“The communication lines are not operating efficiently,” said House Republican Conference Chairman Adam Putnam of Virginia.
Late Tuesday night, the administration announced an $85 billion rescue of insurance giant American International Group, the second major bailout of the week in a deepening financial crisis.
“Our caucus doesn’t feel like they understand the coherent strategy [of the administration], if there is one,” said House Minority Whip Roy Blunt (R-Mo.).
Many Republicans said they were caught off guard by Tuesday’s AIG deal, even though both Treasury Secretary Henry Paulson and Federal Reserve Chairman Ben Bernanke had come to the Capitol Tuesday evening to brief lawmakers a few hours before it was announced.

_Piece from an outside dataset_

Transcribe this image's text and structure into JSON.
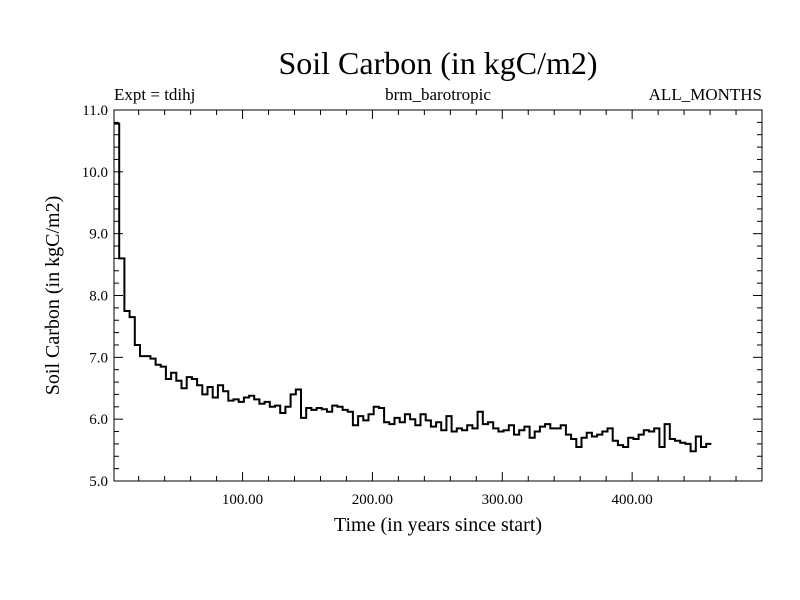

“There is confidence in Bernanke, but that reservoir is not limitless,” Putnam said. “People need to understand what the guiding principles are behind this ad hoc strategy.”
“How do you decide that AIG is worthy of a bailout, but Lehman Brothers is not?” Putnam asked. “There has to be some better understanding of that.”
And the lack of communication does not seem to just be a Republican concern, either. Earlier this week, Senate Banking Committee Chairman Chris Dodd (D-Conn.) wondered why Paulson had canceled an appearance before his committee, but still found time to deliver a speech at a think tank on the same day.